In more than a dozen interviews, sources who spoke with HuffPost said Fedida, despite overseeing ABC’s diversity and inclusion efforts, appeared to have a clear distaste for the efforts and would often develop animus toward staffers or talent who tried to champion the efforts, including staffers she put in charge of improving diversity and inclusion.

Fedida, according to five sources, has shown little interest in the National Association of Black Journalists (NABJ), despite diversity and inclusion being key parts of her role at the network.

Network executives and talent attend NABJ’s annual convention and sit in booths to network and talk to young black journalists for potential recruitment efforts and mentoring.
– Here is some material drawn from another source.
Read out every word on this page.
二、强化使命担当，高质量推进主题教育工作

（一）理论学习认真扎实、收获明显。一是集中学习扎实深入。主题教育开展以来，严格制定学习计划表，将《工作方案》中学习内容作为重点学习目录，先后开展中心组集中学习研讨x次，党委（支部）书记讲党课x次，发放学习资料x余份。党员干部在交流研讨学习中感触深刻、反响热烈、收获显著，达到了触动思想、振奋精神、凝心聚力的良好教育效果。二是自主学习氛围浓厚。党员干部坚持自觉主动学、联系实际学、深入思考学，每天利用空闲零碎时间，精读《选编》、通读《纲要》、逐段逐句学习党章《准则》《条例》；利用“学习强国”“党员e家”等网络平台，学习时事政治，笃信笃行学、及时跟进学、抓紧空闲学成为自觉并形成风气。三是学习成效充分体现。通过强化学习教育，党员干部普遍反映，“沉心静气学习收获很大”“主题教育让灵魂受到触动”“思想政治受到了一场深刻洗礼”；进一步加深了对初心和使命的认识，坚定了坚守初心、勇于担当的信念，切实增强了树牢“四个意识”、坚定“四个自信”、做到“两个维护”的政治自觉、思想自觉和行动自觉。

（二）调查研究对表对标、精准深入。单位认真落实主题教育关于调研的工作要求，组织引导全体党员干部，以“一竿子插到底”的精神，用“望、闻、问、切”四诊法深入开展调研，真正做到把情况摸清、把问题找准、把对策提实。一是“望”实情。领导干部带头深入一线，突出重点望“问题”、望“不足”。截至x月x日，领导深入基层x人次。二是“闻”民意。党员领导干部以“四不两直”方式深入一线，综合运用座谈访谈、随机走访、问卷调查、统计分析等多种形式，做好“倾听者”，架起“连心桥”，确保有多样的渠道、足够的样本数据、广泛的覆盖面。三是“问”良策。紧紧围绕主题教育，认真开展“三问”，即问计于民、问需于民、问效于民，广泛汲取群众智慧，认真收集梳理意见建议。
Fedida has rarely appeared at the NABJ convention, which is a huge departure from what her counterparts at other networks do. At NBC News, for example, top talent executives attend the NABJ convention annually and sit in the booth to critique newsreels and offer advice. The NBC News head of talent has only missed two NABJ conventions in 30 years, according to a source familiar with her attendance.

A source told HuffPost that ABC executives dubbed that letter ‘the Black manifesto.’ Fedida used the phrase when talking about the document, according to one source who heard her say it directly.

One situation in which Fedida actively sabotaged diversity efforts at ABC involved her combative relationship with a group of Black journalists who organized to advocate for more inclusivity at the network. Chief among the organizers of the group was Mara Schiavocampo, an ABC correspondent.

The group came together in the summer of 2016. ABC News was preparing to hold a town hall with then-President Barack Obama about race relations. Interviews with U.S. presidents are significant news events, and networks put a great deal of preparation into them. Typically, the interviewer — in this case, the anchor of ABC’s “World News Tonight,” David Muir, who is white — and staff meet regularly to plan out questions.

None of the staffers initially involved in the planning process were Black, according to multiple sources familiar with it, which led Black journalists at ABC News to organize the advocacy group.

The group, according to multiple sources, held conference calls and put together a detailed letter to James Goldston. The goals were relatively modest, among them that of having one senior Black producer on every show and interviewing a Black candidate for every job opening.

Somehow, the letter came to the attention of Goldston and Fedida. A source told HuffPost that ABC executives dubbed that letter “the Black manifesto.” Fedida used the phrase when talking about the document, according to one source who heard her say it directly.

What followed was a meeting with Goldston and the group, which multiple sources who attended described as tense. Robin Roberts was directly involved in all the meetings, a rarity for an anchor of her stature.

In a second meeting with Goldston, when Goldston told Roberts that colleagues were pushing back on some of the proposals, Roberts, who was visibly angry, said, “Were they carrying torches and chanting ‘You will not replace us?’” The phrase, which is frequently used by white supremacists, was inspired by Renaud Camus, the white supremacist French philosopher and writer who created the “great replacement” theory that mass migration of Muslims would replace white Europeans.

Back in 2016, Schiavocampo’s involvement as a leader of this group put a target on her back with Fedida. Soon, multiple sources said, Fedida started making disparaging comments about Schiavocampo behind her back.

Then in February 2017, ABC News decided not to renew Schiavocampo’s contract. But Schiavocampo didn’t find out the decision until July 2017. After she was told, she was taken off the air, even though her contract didn’t expire until 2018.

Schiavocampo, through her attorneys, approached ABC News with a legal claim that included an allegation of racial discrimination perpetrated by Fedida.

The network gave Schiavocampo a financial settlement. As part of the deal, Schiavocampo signed a nondisclosure and nondisparagement agreement.

When reached by phone, Schiavocampo declined to comment.